Published on Thursday, March 12, 2020 | Category: Recipes


Those of us who are familiar with Sri Lankan chicken recipes would probably not have heard much about fricassee, which is a German dish using chicken, white sauce and vegetables. While the classic version of the recipe calls for mushrooms and white asparagus, you may feel free to add vegetables as you see fit. However, the choice of ingredients would vary from region to region.

Essentially, fricassee is a stewed dish that is made with poultry. Other types of white meat such as rabbit, game hen or veal can also be substituted. The chicken is cut into pieces and stewed in a rich gravy, which is further thickened with cream, butter or milk.

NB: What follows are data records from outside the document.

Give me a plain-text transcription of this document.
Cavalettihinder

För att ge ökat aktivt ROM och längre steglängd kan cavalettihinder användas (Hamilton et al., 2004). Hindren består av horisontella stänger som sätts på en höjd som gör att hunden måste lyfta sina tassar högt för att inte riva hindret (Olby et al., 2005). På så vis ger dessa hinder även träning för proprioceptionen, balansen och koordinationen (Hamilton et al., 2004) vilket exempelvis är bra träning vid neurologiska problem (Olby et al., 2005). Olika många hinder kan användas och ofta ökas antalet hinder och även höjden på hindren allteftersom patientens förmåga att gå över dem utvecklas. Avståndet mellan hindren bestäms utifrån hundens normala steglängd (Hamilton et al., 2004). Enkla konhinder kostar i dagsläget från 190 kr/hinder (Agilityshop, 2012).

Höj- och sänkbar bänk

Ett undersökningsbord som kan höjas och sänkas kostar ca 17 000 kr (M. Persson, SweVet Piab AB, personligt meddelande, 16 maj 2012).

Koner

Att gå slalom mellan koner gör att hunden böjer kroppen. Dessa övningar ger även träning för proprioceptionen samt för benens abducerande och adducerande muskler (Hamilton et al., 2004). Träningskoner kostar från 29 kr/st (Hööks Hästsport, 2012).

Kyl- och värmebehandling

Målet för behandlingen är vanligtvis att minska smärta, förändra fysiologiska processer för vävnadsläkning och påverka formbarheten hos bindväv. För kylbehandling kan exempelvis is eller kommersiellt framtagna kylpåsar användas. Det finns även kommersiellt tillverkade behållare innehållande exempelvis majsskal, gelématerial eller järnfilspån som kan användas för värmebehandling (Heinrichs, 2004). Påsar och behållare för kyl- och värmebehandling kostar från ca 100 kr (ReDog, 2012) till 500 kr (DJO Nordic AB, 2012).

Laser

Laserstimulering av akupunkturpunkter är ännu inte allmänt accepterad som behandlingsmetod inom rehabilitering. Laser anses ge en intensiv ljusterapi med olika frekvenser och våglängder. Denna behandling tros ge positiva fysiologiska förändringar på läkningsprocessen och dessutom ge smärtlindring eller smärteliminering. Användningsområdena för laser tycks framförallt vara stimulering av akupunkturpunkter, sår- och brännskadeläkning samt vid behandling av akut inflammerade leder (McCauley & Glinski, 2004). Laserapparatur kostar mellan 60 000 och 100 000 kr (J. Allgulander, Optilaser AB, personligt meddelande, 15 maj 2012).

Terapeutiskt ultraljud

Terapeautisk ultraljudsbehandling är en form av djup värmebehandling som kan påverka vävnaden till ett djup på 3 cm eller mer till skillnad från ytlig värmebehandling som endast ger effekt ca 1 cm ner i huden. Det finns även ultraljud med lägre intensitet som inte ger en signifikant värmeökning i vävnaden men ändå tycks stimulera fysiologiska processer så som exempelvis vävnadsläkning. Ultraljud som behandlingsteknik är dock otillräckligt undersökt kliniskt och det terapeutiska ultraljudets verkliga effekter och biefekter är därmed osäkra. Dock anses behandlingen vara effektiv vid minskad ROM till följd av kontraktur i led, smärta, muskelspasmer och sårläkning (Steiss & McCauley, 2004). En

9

Then, vegetables are added to make it a delightful dish that would undoubtedly be a hit in the dinner table.


(Serves 4 to 5 people)

  • 1 to 3 lbs of chicken
  • ½ celery root
  • 2 carrots
  • 2 sticks of celery
  • 1 leek
  • 1 onion
  • 2 bay leaves
  • 2 cloves
  • 2 liters of water
  • Black peppercorns

For the fricassee

  • 100g butter
  • 3 tbsp flour
  • 10 green asparagus
  • 250g frozen or fresh peas
  • 2 small cans of mushroom
  • ½ lemon
  • 2 egg yolks
  • 100ml heavy cream
  • Nutmeg, pepper and salt to taste


To make the soup, wash the chicken and place it in a pan that is large enough to pour in 2 litres of water. Bring the water to a boil. To this, add the celery root which has been cut into cubes, carrots roughly cut into 2-3 pieces and bay leaves.

Cut onions into 2 pieces and stick a clove into each piece. Add this into the soup and let it simmer for about 1 to 2 hours until the chicken becomes nice and tender. The time it would take to cook depends on the size of the chicken.

To make the fricassee, remove the cooked chicken from the broth and drain the liquid. Reserve one litre of the broth for the fricassee. Next, remove the meat from the bones and cut the larger pieces into smaller ones. Drain the asparagus and mushrooms as well.

In a pan on low heat, add the butter and allow it to melt. Once melted, mix in the flour and stir it well until the flour has turned into a beautiful golden yellow colour. You don’t want the butter to become brown.

Then, very slowly, add the chicken broth and keep whisking in order to avoid any clumping. Allow it to simmer on low heat for 10 minutes, stirring frequently. Add the chicken, asparagus, mushrooms and peas to the sauce. Add the egg yolks into the milk and mix this into the fricassee mix. Make sure to not bring it to a boil. Your sauce shouldn’t be boiling hot. Allow it to cool off before adding the egg yolk and milk mixture and don’t allow it to boil after this.

Finally, squeeze some lemon and add the juice to the sauce. Season it as required with salt, pepper and nutmeg. You may feel free to add in some extra lemon juice if you want a tangy hit.

Many, if not all chicken recipes in Sri Lanka are paired up with white rice and it’s the same with this recipe as well. Serve hot and enjoy!